In the Victorian era, people in mourning wore a black armband or dressed in black clothing known as “widow’s weeds,” so that others would know that they required tender respect. We have abandoned such markers of extreme grief. That grief is, in effect, a temporary disability. The day after my mother died, when I was on my way to the funeral home, no one I encountered outside had any idea that I was in emotional agony, and their ignorance exacerbated my anguish. In many circumstances, privacy is a liability, not an advantage.

As our lives grow longer, as diagnostic criteria expand and as medical advances save people who would once have died, the proportion of disabled people rises. There is nonetheless little specific acknowledgment of invisible disabilities in workplace policies or legislation.

Some people have tried to hide their situation even from family members. Those who have been validated at home tend to enjoy better self-esteem and to be more comfortable with workplace disclosure, but that is no guarantee that such sharing will turn out well for them. Disclosure remains the exception rather than the rule.
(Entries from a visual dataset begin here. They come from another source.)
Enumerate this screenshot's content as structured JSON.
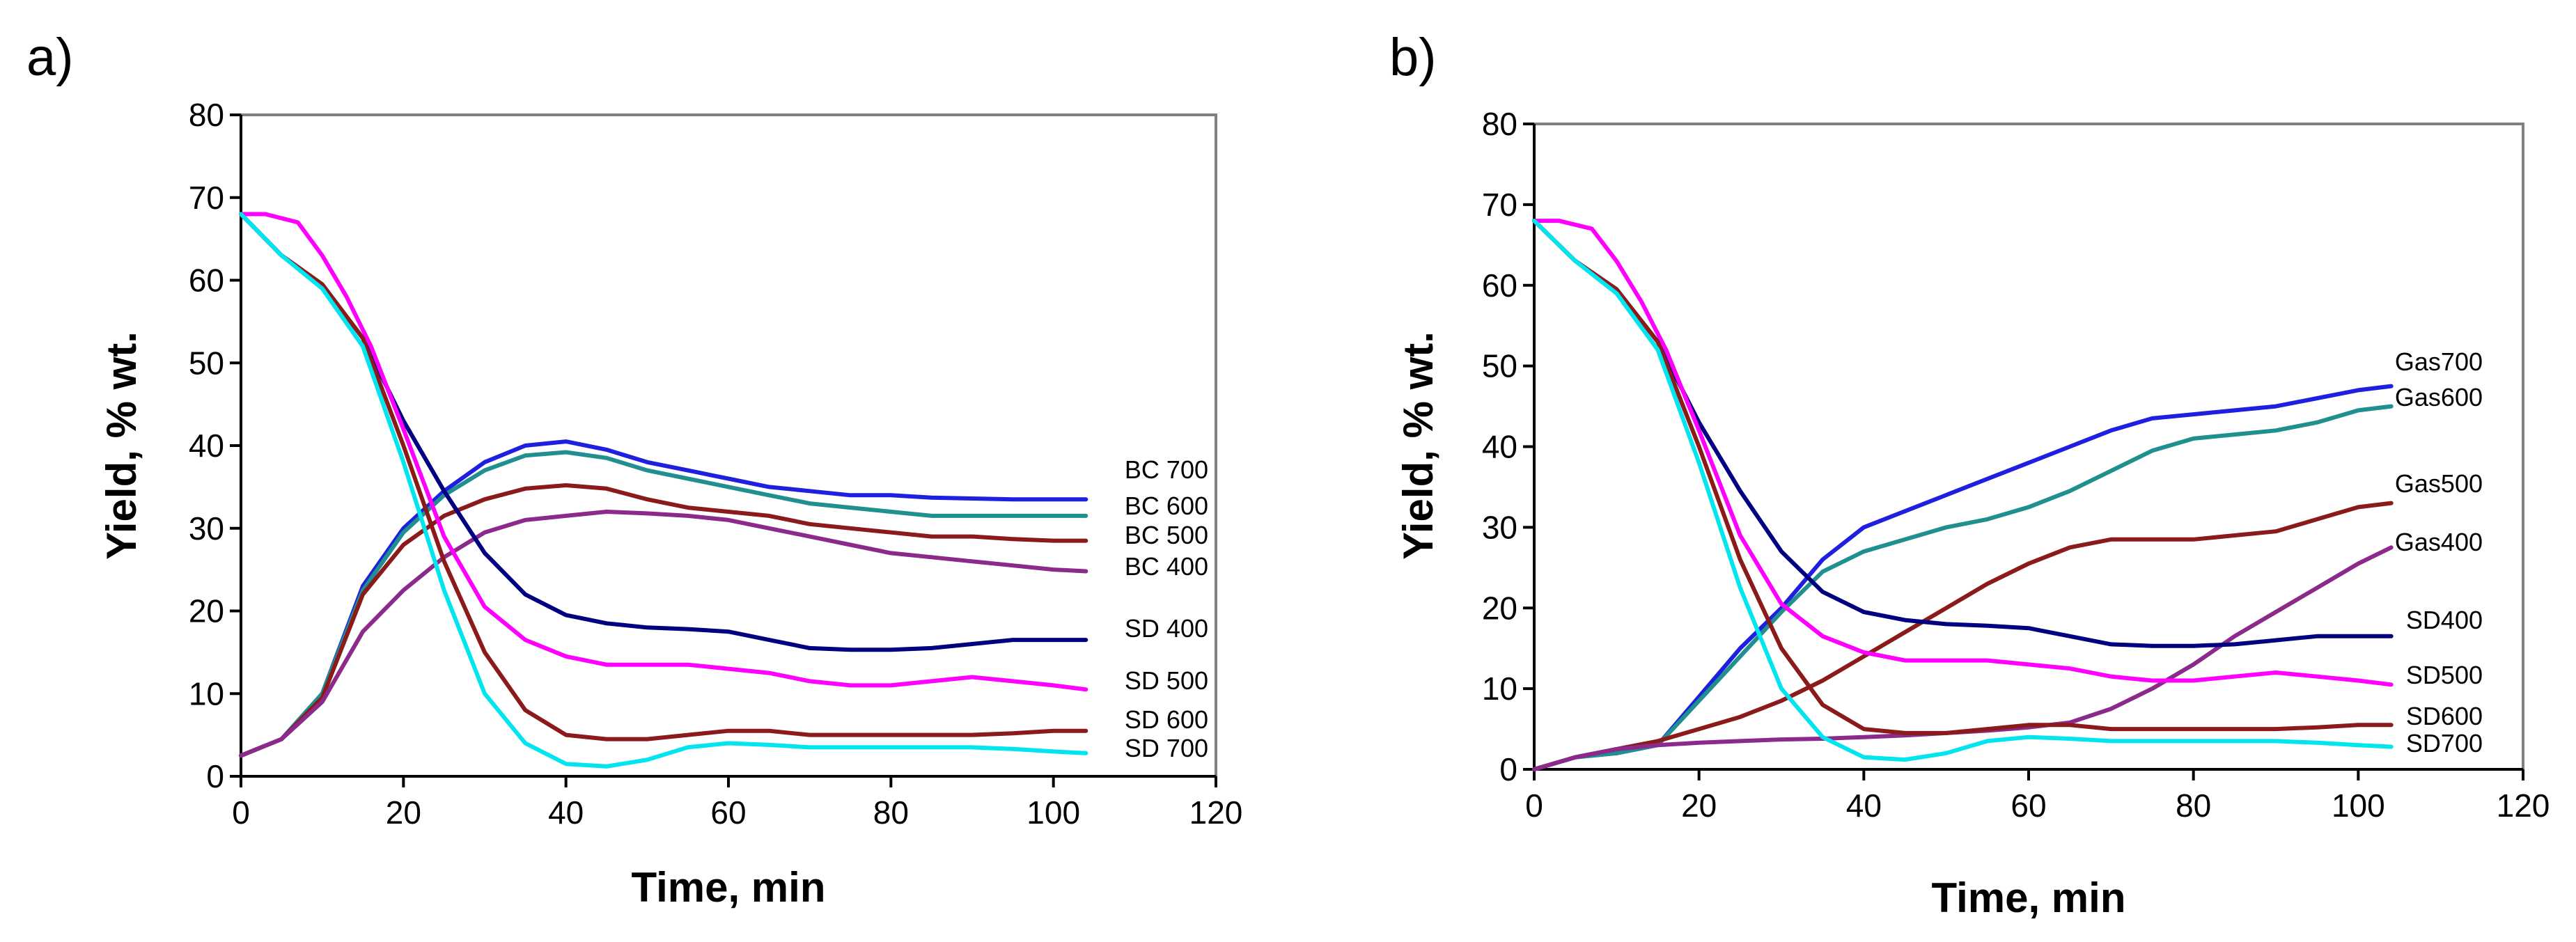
{
  "chart_data": [
    {
      "type": "line",
      "panel_label": "a)",
      "xlabel": "Time, min",
      "ylabel": "Yield, % wt.",
      "xlim": [
        0,
        120
      ],
      "ylim": [
        0,
        80
      ],
      "x_ticks": [
        "0",
        "20",
        "40",
        "60",
        "80",
        "100",
        "120"
      ],
      "y_ticks": [
        "0",
        "10",
        "20",
        "30",
        "40",
        "50",
        "60",
        "70",
        "80"
      ],
      "grid": false,
      "legend": "labels at line ends (right)",
      "series": [
        {
          "name": "BC 700",
          "color": "#1f1fe0",
          "x": [
            0,
            5,
            10,
            15,
            20,
            25,
            30,
            35,
            40,
            45,
            50,
            55,
            60,
            65,
            70,
            75,
            80,
            85,
            90,
            95,
            100,
            104
          ],
          "y": [
            2.5,
            4.5,
            10,
            23,
            30,
            34.5,
            38,
            40,
            40.5,
            39.5,
            38,
            37,
            36,
            35,
            34.5,
            34,
            34,
            33.7,
            33.6,
            33.5,
            33.5,
            33.5
          ]
        },
        {
          "name": "BC 600",
          "color": "#1f8f8f",
          "x": [
            0,
            5,
            10,
            15,
            20,
            25,
            30,
            35,
            40,
            45,
            50,
            55,
            60,
            65,
            70,
            75,
            80,
            85,
            90,
            95,
            100,
            104
          ],
          "y": [
            2.5,
            4.5,
            10,
            22.5,
            29.5,
            34,
            37,
            38.8,
            39.2,
            38.5,
            37,
            36,
            35,
            34,
            33,
            32.5,
            32,
            31.5,
            31.5,
            31.5,
            31.5,
            31.5
          ]
        },
        {
          "name": "BC 500",
          "color": "#8b1a1a",
          "x": [
            0,
            5,
            10,
            15,
            20,
            25,
            30,
            35,
            40,
            45,
            50,
            55,
            60,
            65,
            70,
            75,
            80,
            85,
            90,
            95,
            100,
            104
          ],
          "y": [
            2.5,
            4.5,
            9.5,
            22,
            28,
            31.5,
            33.5,
            34.8,
            35.2,
            34.8,
            33.5,
            32.5,
            32,
            31.5,
            30.5,
            30,
            29.5,
            29,
            29,
            28.7,
            28.5,
            28.5
          ]
        },
        {
          "name": "BC 400",
          "color": "#8b2a8b",
          "x": [
            0,
            5,
            10,
            15,
            20,
            25,
            30,
            35,
            40,
            45,
            50,
            55,
            60,
            65,
            70,
            75,
            80,
            85,
            90,
            95,
            100,
            104
          ],
          "y": [
            2.5,
            4.5,
            9,
            17.5,
            22.5,
            26.5,
            29.5,
            31,
            31.5,
            32,
            31.8,
            31.5,
            31,
            30,
            29,
            28,
            27,
            26.5,
            26,
            25.5,
            25,
            24.8
          ]
        },
        {
          "name": "SD 400",
          "color": "#000080",
          "x": [
            0,
            5,
            10,
            15,
            20,
            25,
            30,
            35,
            40,
            45,
            50,
            55,
            60,
            65,
            70,
            75,
            80,
            85,
            90,
            95,
            100,
            104
          ],
          "y": [
            68,
            63,
            59.5,
            53,
            43,
            34.5,
            27,
            22,
            19.5,
            18.5,
            18,
            17.8,
            17.5,
            16.5,
            15.5,
            15.3,
            15.3,
            15.5,
            16,
            16.5,
            16.5,
            16.5
          ]
        },
        {
          "name": "SD 500",
          "color": "#ff00ff",
          "x": [
            0,
            3,
            7,
            10,
            13,
            16,
            20,
            25,
            30,
            35,
            40,
            45,
            50,
            55,
            60,
            65,
            70,
            75,
            80,
            85,
            90,
            95,
            100,
            104
          ],
          "y": [
            68,
            68,
            67,
            63,
            58,
            52,
            42,
            29,
            20.5,
            16.5,
            14.5,
            13.5,
            13.5,
            13.5,
            13,
            12.5,
            11.5,
            11,
            11,
            11.5,
            12,
            11.5,
            11,
            10.5
          ]
        },
        {
          "name": "SD 600",
          "color": "#8b1a1a",
          "x": [
            0,
            5,
            10,
            15,
            20,
            25,
            30,
            35,
            40,
            45,
            50,
            55,
            60,
            65,
            70,
            75,
            80,
            85,
            90,
            95,
            100,
            104
          ],
          "y": [
            68,
            63,
            59.5,
            53,
            40,
            26,
            15,
            8,
            5,
            4.5,
            4.5,
            5,
            5.5,
            5.5,
            5,
            5,
            5,
            5,
            5,
            5.2,
            5.5,
            5.5
          ]
        },
        {
          "name": "SD 700",
          "color": "#00e5ee",
          "x": [
            0,
            5,
            10,
            15,
            20,
            25,
            30,
            35,
            40,
            45,
            50,
            55,
            60,
            65,
            70,
            75,
            80,
            85,
            90,
            95,
            100,
            104
          ],
          "y": [
            68,
            63,
            59,
            52,
            38,
            22.5,
            10,
            4,
            1.5,
            1.2,
            2,
            3.5,
            4,
            3.8,
            3.5,
            3.5,
            3.5,
            3.5,
            3.5,
            3.3,
            3,
            2.8
          ]
        }
      ]
    },
    {
      "type": "line",
      "panel_label": "b)",
      "xlabel": "Time, min",
      "ylabel": "Yield, % wt.",
      "xlim": [
        0,
        120
      ],
      "ylim": [
        0,
        80
      ],
      "x_ticks": [
        "0",
        "20",
        "40",
        "60",
        "80",
        "100",
        "120"
      ],
      "y_ticks": [
        "0",
        "10",
        "20",
        "30",
        "40",
        "50",
        "60",
        "70",
        "80"
      ],
      "grid": false,
      "legend": "labels at line ends (right)",
      "series": [
        {
          "name": "Gas700",
          "color": "#1f1fe0",
          "x": [
            0,
            5,
            10,
            15,
            20,
            25,
            30,
            35,
            40,
            45,
            50,
            55,
            60,
            65,
            70,
            75,
            80,
            85,
            90,
            95,
            100,
            104
          ],
          "y": [
            0,
            1.5,
            2,
            3,
            9,
            15,
            20,
            26,
            30,
            32,
            34,
            36,
            38,
            40,
            42,
            43.5,
            44,
            44.5,
            45,
            46,
            47,
            47.5
          ]
        },
        {
          "name": "Gas600",
          "color": "#1f8f8f",
          "x": [
            0,
            5,
            10,
            15,
            20,
            25,
            30,
            35,
            40,
            45,
            50,
            55,
            60,
            65,
            70,
            75,
            80,
            85,
            90,
            95,
            100,
            104
          ],
          "y": [
            0,
            1.5,
            2,
            3,
            8.5,
            14,
            19.5,
            24.5,
            27,
            28.5,
            30,
            31,
            32.5,
            34.5,
            37,
            39.5,
            41,
            41.5,
            42,
            43,
            44.5,
            45
          ]
        },
        {
          "name": "Gas500",
          "color": "#8b1a1a",
          "x": [
            0,
            5,
            10,
            15,
            20,
            25,
            30,
            35,
            40,
            45,
            50,
            55,
            60,
            65,
            70,
            75,
            80,
            85,
            90,
            95,
            100,
            104
          ],
          "y": [
            0,
            1.5,
            2.5,
            3.5,
            5,
            6.5,
            8.5,
            11,
            14,
            17,
            20,
            23,
            25.5,
            27.5,
            28.5,
            28.5,
            28.5,
            29,
            29.5,
            31,
            32.5,
            33
          ]
        },
        {
          "name": "Gas400",
          "color": "#8b2a8b",
          "x": [
            0,
            5,
            10,
            15,
            20,
            25,
            30,
            35,
            40,
            45,
            50,
            55,
            60,
            65,
            70,
            75,
            80,
            85,
            90,
            95,
            100,
            104
          ],
          "y": [
            0,
            1.5,
            2.5,
            3,
            3.3,
            3.5,
            3.7,
            3.8,
            4,
            4.2,
            4.5,
            4.8,
            5.2,
            5.8,
            7.5,
            10,
            13,
            16.5,
            19.5,
            22.5,
            25.5,
            27.5
          ]
        },
        {
          "name": "SD400",
          "color": "#000080",
          "x": [
            0,
            5,
            10,
            15,
            20,
            25,
            30,
            35,
            40,
            45,
            50,
            55,
            60,
            65,
            70,
            75,
            80,
            85,
            90,
            95,
            100,
            104
          ],
          "y": [
            68,
            63,
            59.5,
            53,
            43,
            34.5,
            27,
            22,
            19.5,
            18.5,
            18,
            17.8,
            17.5,
            16.5,
            15.5,
            15.3,
            15.3,
            15.5,
            16,
            16.5,
            16.5,
            16.5
          ]
        },
        {
          "name": "SD500",
          "color": "#ff00ff",
          "x": [
            0,
            3,
            7,
            10,
            13,
            16,
            20,
            25,
            30,
            35,
            40,
            45,
            50,
            55,
            60,
            65,
            70,
            75,
            80,
            85,
            90,
            95,
            100,
            104
          ],
          "y": [
            68,
            68,
            67,
            63,
            58,
            52,
            42,
            29,
            20.5,
            16.5,
            14.5,
            13.5,
            13.5,
            13.5,
            13,
            12.5,
            11.5,
            11,
            11,
            11.5,
            12,
            11.5,
            11,
            10.5
          ]
        },
        {
          "name": "SD600",
          "color": "#8b1a1a",
          "x": [
            0,
            5,
            10,
            15,
            20,
            25,
            30,
            35,
            40,
            45,
            50,
            55,
            60,
            65,
            70,
            75,
            80,
            85,
            90,
            95,
            100,
            104
          ],
          "y": [
            68,
            63,
            59.5,
            53,
            40,
            26,
            15,
            8,
            5,
            4.5,
            4.5,
            5,
            5.5,
            5.5,
            5,
            5,
            5,
            5,
            5,
            5.2,
            5.5,
            5.5
          ]
        },
        {
          "name": "SD700",
          "color": "#00e5ee",
          "x": [
            0,
            5,
            10,
            15,
            20,
            25,
            30,
            35,
            40,
            45,
            50,
            55,
            60,
            65,
            70,
            75,
            80,
            85,
            90,
            95,
            100,
            104
          ],
          "y": [
            68,
            63,
            59,
            52,
            38,
            22.5,
            10,
            4,
            1.5,
            1.2,
            2,
            3.5,
            4,
            3.8,
            3.5,
            3.5,
            3.5,
            3.5,
            3.5,
            3.3,
            3,
            2.8
          ]
        }
      ]
    }
  ]
}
As the Norwegian scholar Susan Lingsom succinctly observed, “Social conventions support silence.”

The popular belief that disabilities worth taking seriously are evident is often internalized by those on the short end of the comparison, who then find it difficult to deal with others’ reactions when they expose their conditions. People who disclose at work can find themselves passed over for promotions and stuck with low salaries. People who disclose socially may encounter personal rejection.
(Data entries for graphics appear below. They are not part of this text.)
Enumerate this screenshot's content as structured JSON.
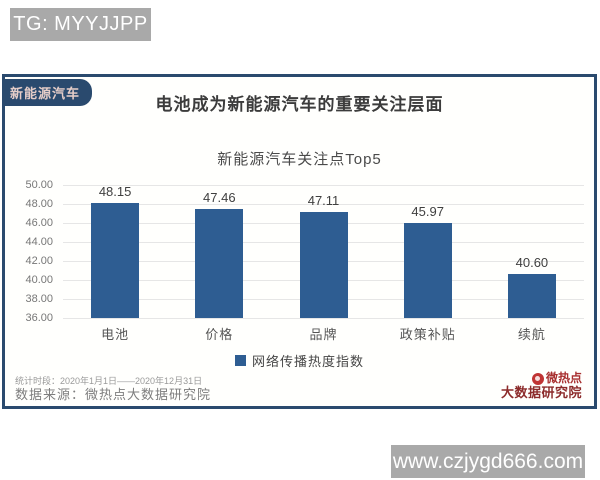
{
  "watermarks": {
    "tg_badge": "TG: MYYJJPP",
    "website_badge": "www.czjygd666.com"
  },
  "card": {
    "tag": "新能源汽车",
    "title": "电池成为新能源汽车的重要关注层面"
  },
  "chart_data": {
    "type": "bar",
    "title": "新能源汽车关注点Top5",
    "categories": [
      "电池",
      "价格",
      "品牌",
      "政策补贴",
      "续航"
    ],
    "values": [
      48.15,
      47.46,
      47.11,
      45.97,
      40.6
    ],
    "series_name": "网络传播热度指数",
    "legend": [
      "网络传播热度指数"
    ],
    "legend_position": "bottom",
    "xlabel": "",
    "ylabel": "",
    "ylim": [
      36,
      50
    ],
    "ytick_step": 2,
    "grid": true,
    "bar_color": "#2e5d92"
  },
  "footer": {
    "stats_period": "统计时段：2020年1月1日——2020年12月31日",
    "data_source": "数据来源：微热点大数据研究院",
    "logo_line1": "微热点",
    "logo_line2": "大数据研究院"
  },
  "colors": {
    "card_border": "#2a4a6e",
    "badge_gray": "#a9a9a9",
    "bar_blue": "#2e5d92",
    "logo_red": "#a83030"
  }
}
Invisible disabilities may be invisible even to the people whom they affect. Roy Richard Grinker, a professor of anthropology, international affairs and human sciences at The George Washington University, recently described a student who had felt inadequate until she entered college. “Getting diagnosed with ADHD. was one of the best days of my freshman year,” she told him and her classmates, “because someone actually saw that I wasn’t stupid or lazy, that I just needed treatment.”

The coronavirus pandemic has surfaced the particular problems faced by those with invisible disabilities. Many people who were in supported housing have left because of the risk of contagion, and are now expected to care for themselves or find a family member who will take care of them. When someone who uses a walker leaves his assisted-living community, the walker is neither discarded nor confiscated, but for those whose disabilities manifest in subtler ways, the system of care is itself the prosthesis, and it has been snatched away.

Many of those who have “recovered” from Covid-19 will continue to face significant health problems for the rest of their lives. At a moment of record unemployment, disabled people are prone to face particularly steep challenges in finding work; at a time when, according to one study, nearly one-third of Americans are suffering from some form of psychological distress, including depression and anxiety, it may be hard to find a job candidate with a completely clean bill of health.

The pandemic may add to the ranks of the disabled. After this time of anguish, many people will want to return to the ostensible (and illusory) social norm of “ability” and robust well-being; we fear disability and illness now more than ever. It will not be surprising if people choose not to disclose their newly-acquired limitations and instead bear the burden of secrecy. Stigma has not melted away while we’ve been in quarantine. There can be no question that accommodating disabilities is costly. Not accommodating disabled people is costly, too; when the disability is invisible, it often goes unaccommodated, ADA or no ADA. Research has demonstrated that people who are keeping significant personal secrets become preoccupied with them, living in a private hell and expending their energy on concealment.

This strategy of personal concealment serves no advantage at all: not for the person affected, for the employer or for a society deprived of the very real contributions people with invisible disabilities would otherwise stand to make.